You can’t be serious, said Paul Ingrassia in The Wall Street Journal. Since Wagoner assumed control a decade ago, GM’s market share went from 28 percent to 22 percent, and its stock price has plummeted from $70 a share to under $3. He bet heavily on gas-guzzling SUVs and pickup trucks just as gas prices rose, and failed to shut down any of GM’s redundant brands. “Business executives are supposed to be hard-nosed realists, but we heard more realism from Mr. Obama this week than we’ve heard from Detroit in years.”

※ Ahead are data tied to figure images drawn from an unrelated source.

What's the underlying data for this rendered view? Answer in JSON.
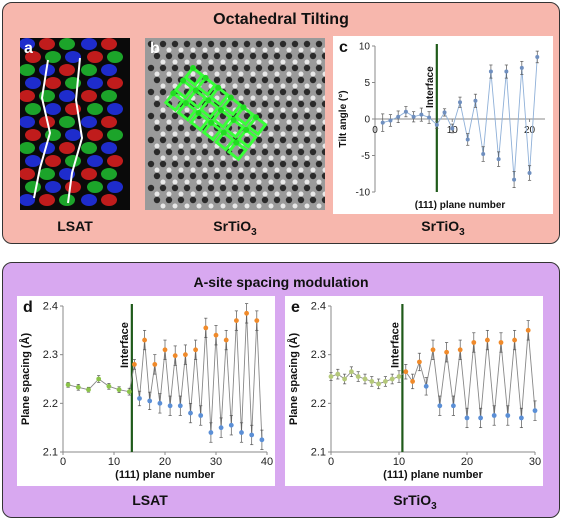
{
  "top_section": {
    "title": "Octahedral Tilting",
    "panel_a": {
      "letter": "a",
      "caption": "LSAT"
    },
    "panel_b": {
      "letter": "b",
      "caption_main": "SrTiO",
      "caption_sub": "3"
    },
    "panel_c": {
      "letter": "c",
      "caption_main": "SrTiO",
      "caption_sub": "3"
    }
  },
  "bottom_section": {
    "title": "A-site spacing modulation",
    "panel_d": {
      "letter": "d",
      "caption": "LSAT"
    },
    "panel_e": {
      "letter": "e",
      "caption_main": "SrTiO",
      "caption_sub": "3"
    }
  },
  "chart_data": [
    {
      "id": "c",
      "type": "line",
      "xlabel": "(111) plane number",
      "ylabel": "Tilt angle (°)",
      "annotation": "Interface",
      "interface_x": 8,
      "xlim": [
        0,
        22
      ],
      "ylim": [
        -10,
        10
      ],
      "xticks": [
        0,
        10,
        20
      ],
      "yticks": [
        -10,
        -5,
        0,
        5,
        10
      ],
      "x": [
        1,
        2,
        3,
        4,
        5,
        6,
        7,
        8,
        9,
        10,
        11,
        12,
        13,
        14,
        15,
        16,
        17,
        18,
        19,
        20,
        21
      ],
      "y": [
        -0.5,
        -0.2,
        0.3,
        1.0,
        0.3,
        0.6,
        0.2,
        -0.8,
        0.9,
        -1.3,
        2.3,
        -2.8,
        2.5,
        -4.8,
        6.5,
        -5.5,
        6.5,
        -8.3,
        7.0,
        -7.4,
        8.5
      ],
      "err": [
        1.2,
        0.8,
        0.8,
        0.7,
        0.7,
        0.9,
        0.8,
        0.5,
        0.5,
        0.6,
        0.7,
        0.8,
        0.9,
        1.0,
        0.9,
        1.0,
        0.9,
        1.1,
        0.9,
        1.0,
        0.8
      ]
    },
    {
      "id": "d",
      "type": "line",
      "xlabel": "(111) plane number",
      "ylabel": "Plane spacing (Å)",
      "annotation": "Interface",
      "interface_x": 13.5,
      "xlim": [
        0,
        40
      ],
      "ylim": [
        2.1,
        2.4
      ],
      "xticks": [
        0,
        10,
        20,
        30,
        40
      ],
      "yticks": [
        2.1,
        2.2,
        2.3,
        2.4
      ],
      "x": [
        1,
        3,
        5,
        7,
        9,
        11,
        13,
        14,
        15,
        16,
        17,
        18,
        19,
        20,
        21,
        22,
        23,
        24,
        25,
        26,
        27,
        28,
        29,
        30,
        31,
        32,
        33,
        34,
        35,
        36,
        37,
        38,
        39
      ],
      "y": [
        2.238,
        2.233,
        2.228,
        2.25,
        2.235,
        2.228,
        2.224,
        2.28,
        2.21,
        2.33,
        2.205,
        2.28,
        2.2,
        2.31,
        2.195,
        2.298,
        2.195,
        2.3,
        2.18,
        2.31,
        2.175,
        2.355,
        2.14,
        2.34,
        2.15,
        2.33,
        2.155,
        2.37,
        2.14,
        2.385,
        2.135,
        2.37,
        2.125
      ],
      "err": [
        0.005,
        0.006,
        0.005,
        0.007,
        0.006,
        0.006,
        0.007,
        0.01,
        0.015,
        0.02,
        0.018,
        0.02,
        0.02,
        0.02,
        0.02,
        0.02,
        0.02,
        0.02,
        0.02,
        0.02,
        0.02,
        0.02,
        0.02,
        0.02,
        0.02,
        0.02,
        0.02,
        0.02,
        0.02,
        0.02,
        0.02,
        0.02,
        0.02
      ],
      "color_substrate": "#8bc34a",
      "color_high": "#f08a2a",
      "color_low": "#5b8fd6"
    },
    {
      "id": "e",
      "type": "line",
      "xlabel": "(111) plane number",
      "ylabel": "Plane spacing (Å)",
      "annotation": "Interface",
      "interface_x": 10.5,
      "xlim": [
        0,
        30
      ],
      "ylim": [
        2.1,
        2.4
      ],
      "xticks": [
        0,
        10,
        20,
        30
      ],
      "yticks": [
        2.1,
        2.2,
        2.3,
        2.4
      ],
      "x": [
        0,
        1,
        2,
        3,
        4,
        5,
        6,
        7,
        8,
        9,
        10,
        11,
        12,
        13,
        14,
        15,
        16,
        17,
        18,
        19,
        20,
        21,
        22,
        23,
        24,
        25,
        26,
        27,
        28,
        29,
        30
      ],
      "y": [
        2.255,
        2.26,
        2.25,
        2.265,
        2.255,
        2.25,
        2.245,
        2.24,
        2.245,
        2.25,
        2.255,
        2.265,
        2.245,
        2.285,
        2.235,
        2.31,
        2.195,
        2.305,
        2.195,
        2.31,
        2.17,
        2.325,
        2.17,
        2.33,
        2.175,
        2.325,
        2.175,
        2.33,
        2.17,
        2.35,
        2.185
      ],
      "err": [
        0.008,
        0.01,
        0.01,
        0.01,
        0.01,
        0.01,
        0.01,
        0.01,
        0.01,
        0.01,
        0.012,
        0.015,
        0.015,
        0.018,
        0.018,
        0.02,
        0.02,
        0.02,
        0.02,
        0.02,
        0.02,
        0.02,
        0.02,
        0.02,
        0.02,
        0.02,
        0.02,
        0.02,
        0.02,
        0.02,
        0.02
      ],
      "color_substrate": "#b5c97a",
      "color_high": "#f08a2a",
      "color_low": "#5b8fd6"
    }
  ]
}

But if Obama is suddenly so hard on Detroit, said Andrew Leonard in Salon.com, why has the president been “so soft on Wall Street?” My guess is that Obama knows the public is fed up, and is trying out a new get-tough stance on the auto companies, in preparation for giving ultimatums to the most troubled banks and financial institutions, such as Citigroup, Bank of America, and AIG. Watch out, Wall Street: “The big reckoning is still coming.”
What next?
GM’s new CEO, Fritz Henderson, said this week that it was “more probable” now that the company would end up in bankruptcy. The company that emerges, whether as a result of that process or of independent restructuring, will be significantly smaller than the current one, said Bill Vlasic and Nick Bunkley in The New York Times. Tens of thousands of jobs will be cut, retired autoworkers will lose some of their benefits, thousands of dealerships will be closed, and brands such as Hummer, Saturn, Buick, Pontiac, and GMC will be downsized or eliminated.